Der Nutri-Score ist eine farbliche Nährwertkennzeichnung auf der Vorderseite von Lebensmittelverpackungen. Die fünfstufige Skala reicht von A (dunkelgrün, günstigstes Nährwertprofil) bis E (rot, ungünstigstes Nährwertprofil). In Deutschland ist die Kennzeichnung freiwillig – immer mehr Hersteller nutzen sie jedoch.
So wird der Nutri-Score berechnet
Der Algorithmus berücksichtigt pro 100 Gramm: Ungünstige Nährstoffe (Energie, Zucker, gesättigte Fettsäuren, Salz) erhalten Minuspunkte, günstige Bestandteile (Ballaststoffe, Proteine, Obst/Gemüse/Nüsse) Pluspunkte. Die Differenz bestimmt den Buchstaben. Seit 2024 gilt ein überarbeiteter Algorithmus, der z.

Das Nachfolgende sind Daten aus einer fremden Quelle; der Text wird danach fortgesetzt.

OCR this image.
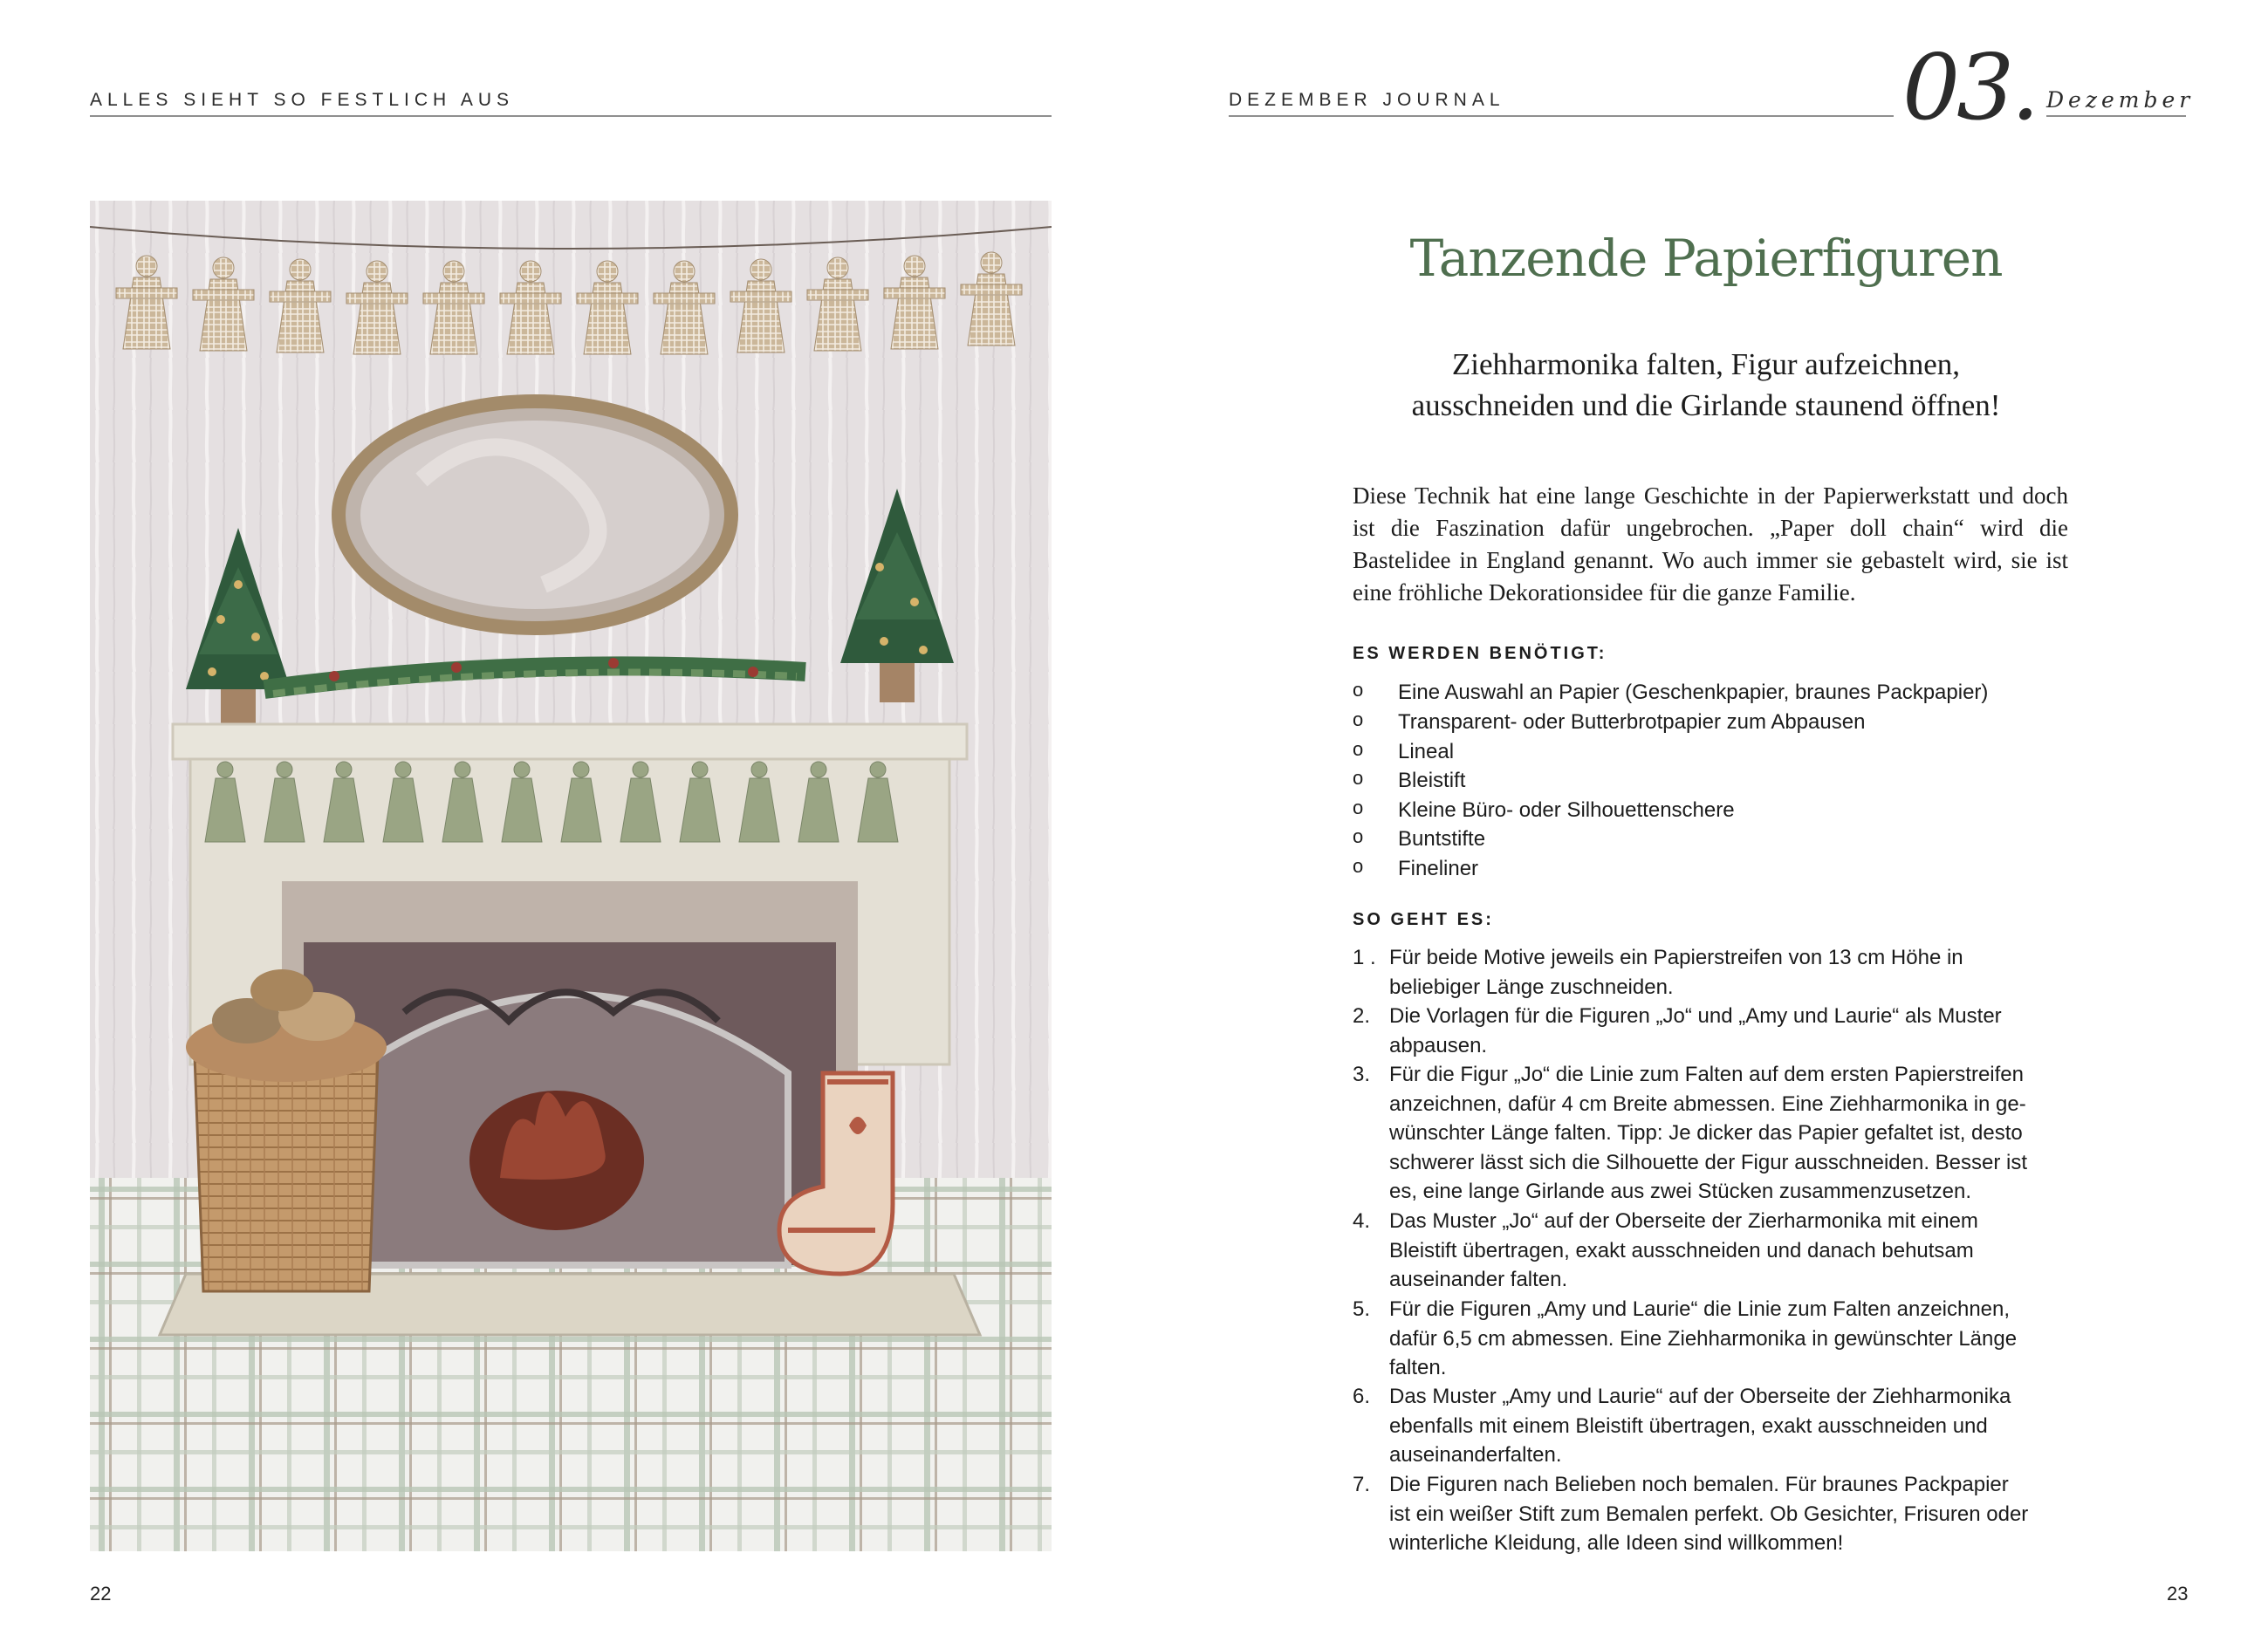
ALLES SIEHT SO FESTLICH AUS
22
DEZEMBER JOURNAL	03. Dezember
Tanzende Papierfiguren
Ziehharmonika falten, Figur aufzeichnen,
ausschneiden und die Girlande staunend öffnen!
Diese Technik hat eine lange Geschichte in der Papierwerkstatt und doch ist die Faszination dafür ungebrochen. „Paper doll chain“ wird die Bastelidee in England genannt. Wo auch immer sie gebastelt wird, sie ist eine fröhliche Dekorationsidee für die ganze Familie.
ES WERDEN BENÖTIGT:
o Eine Auswahl an Papier (Geschenkpapier, braunes Packpapier)
o Transparent- oder Butterbrotpapier zum Abpausen
o Lineal
o Bleistift
o Kleine Büro- oder Silhouettenschere
o Buntstifte
o Fineliner
SO GEHT ES:
1 . Für beide Motive jeweils ein Papierstreifen von 13 cm Höhe in
beliebiger Länge zuschneiden.
2. Die Vorlagen für die Figuren „Jo“ und „Amy und Laurie“ als Muster
abpausen.
3. Für die Figur „Jo“ die Linie zum Falten auf dem ersten Papierstreifen
anzeichnen, dafür 4 cm Breite abmessen. Eine Ziehharmonika in ge-
wünschter Länge falten. Tipp: Je dicker das Papier gefaltet ist, desto
schwerer lässt sich die Silhouette der Figur ausschneiden. Besser ist
es, eine lange Girlande aus zwei Stücken zusammenzusetzen.
4. Das Muster „Jo“ auf der Oberseite der Zierharmonika mit einem
Bleistift übertragen, exakt ausschneiden und danach behutsam
auseinander falten.
5. Für die Figuren „Amy und Laurie“ die Linie zum Falten anzeichnen,
dafür 6,5 cm abmessen. Eine Ziehharmonika in gewünschter Länge
falten.
6. Das Muster „Amy und Laurie“ auf der Oberseite der Ziehharmonika
ebenfalls mit einem Bleistift übertragen, exakt ausschneiden und
auseinanderfalten.
7. Die Figuren nach Belieben noch bemalen. Für braunes Packpapier
ist ein weißer Stift zum Bemalen perfekt. Ob Gesichter, Frisuren oder
winterliche Kleidung, alle Ideen sind willkommen!
23
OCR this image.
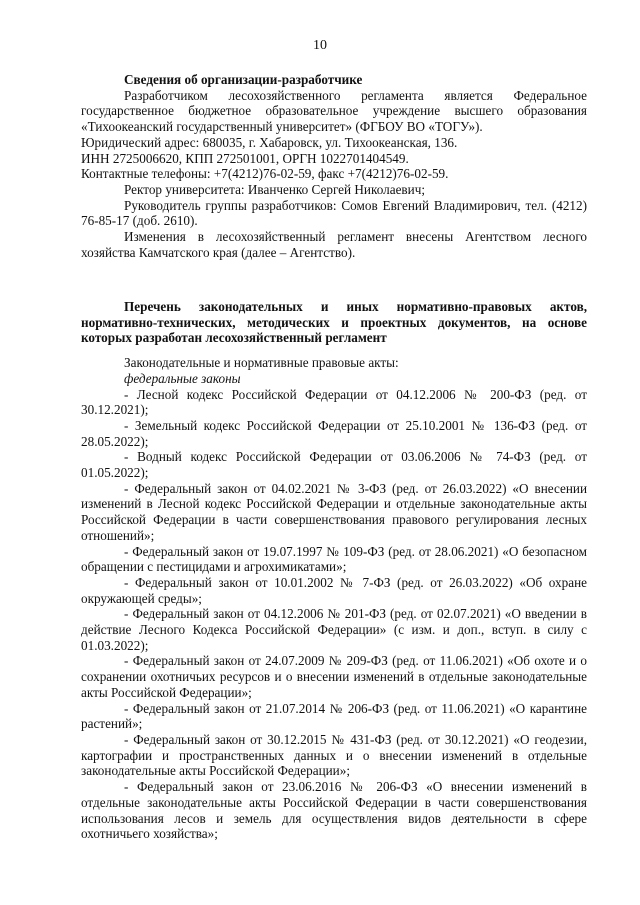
10

Сведения об организации-разработчике

Разработчиком лесохозяйственного регламента является Федеральное государственное бюджетное образовательное учреждение высшего образования «Тихоокеанский государственный университет» (ФГБОУ ВО «ТОГУ»).

Юридический адрес: 680035, г. Хабаровск, ул. Тихоокеанская, 136.

ИНН 2725006620, КПП 272501001, ОРГН 1022701404549.

Контактные телефоны: +7(4212)76-02-59, факс +7(4212)76-02-59.

Ректор университета: Иванченко Сергей Николаевич;

Руководитель группы разработчиков: Сомов Евгений Владимирович, тел. (4212) 76-85-17 (доб. 2610).

Изменения в лесохозяйственный регламент внесены Агентством лесного хозяйства Камчатского края (далее – Агентство).

Перечень законодательных и иных нормативно-правовых актов, нормативно-технических, методических и проектных документов, на основе которых разработан лесохозяйственный регламент

Законодательные и нормативные правовые акты:

федеральные законы

- Лесной кодекс Российской Федерации от 04.12.2006 № 200-ФЗ (ред. от 30.12.2021);

- Земельный кодекс Российской Федерации от 25.10.2001 № 136-ФЗ (ред. от 28.05.2022);

- Водный кодекс Российской Федерации от 03.06.2006 № 74-ФЗ (ред. от 01.05.2022);

- Федеральный закон от 04.02.2021 № 3-ФЗ (ред. от 26.03.2022) «О внесении изменений в Лесной кодекс Российской Федерации и отдельные законодательные акты Российской Федерации в части совершенствования правового регулирования лесных отношений»;

- Федеральный закон от 19.07.1997 № 109-ФЗ (ред. от 28.06.2021) «О безопасном обращении с пестицидами и агрохимикатами»;

- Федеральный закон от 10.01.2002 № 7-ФЗ (ред. от 26.03.2022) «Об охране окружающей среды»;

- Федеральный закон от 04.12.2006 № 201-ФЗ (ред. от 02.07.2021) «О введении в действие Лесного Кодекса Российской Федерации» (с изм. и доп., вступ. в силу с 01.03.2022);

- Федеральный закон от 24.07.2009 № 209-ФЗ (ред. от 11.06.2021) «Об охоте и о сохранении охотничьих ресурсов и о внесении изменений в отдельные законодательные акты Российской Федерации»;

- Федеральный закон от 21.07.2014 № 206-ФЗ (ред. от 11.06.2021) «О карантине растений»;

- Федеральный закон от 30.12.2015 № 431-ФЗ (ред. от 30.12.2021) «О геодезии, картографии и пространственных данных и о внесении изменений в отдельные законодательные акты Российской Федерации»;

- Федеральный закон от 23.06.2016 № 206-ФЗ «О внесении изменений в отдельные законодательные акты Российской Федерации в части совершенствования использования лесов и земель для осуществления видов деятельности в сфере охотничьего хозяйства»;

B. Süßstoffe und rotes Fleisch strenger bewertet.
Stärken und Grenzen
- Stärke: Schneller Vergleich innerhalb einer Produktkategorie (z. B. Müsli A vs. Müsli C)
- Stärke: Wissenschaftlich fundiert und in großen Studien validiert
- Grenze: Vergleich zwischen verschiedenen Kategorien wenig aussagekräftig
- Grenze: Zusatzstoffe, Verarbeitungsgrad und Bio-Qualität werden nicht berücksichtigt
- Grenze: Portionsgrößen spielen keine Rolle – immer Bezug auf 100 g/ml
Nutzen Sie den Nutri-Score als schnelle Orientierung beim Einkauf, aber ersetzen Sie damit nicht den Blick auf die vollständige Nährwerttabelle und Zutatenliste.
Ein Nutri-Score A bedeutet nicht automatisch 'gesund'. Auch hoch verarbeitete Produkte können einen guten Score erhalten. Achten Sie zusätzlich auf die Zutatenliste und den Verarbeitungsgrad.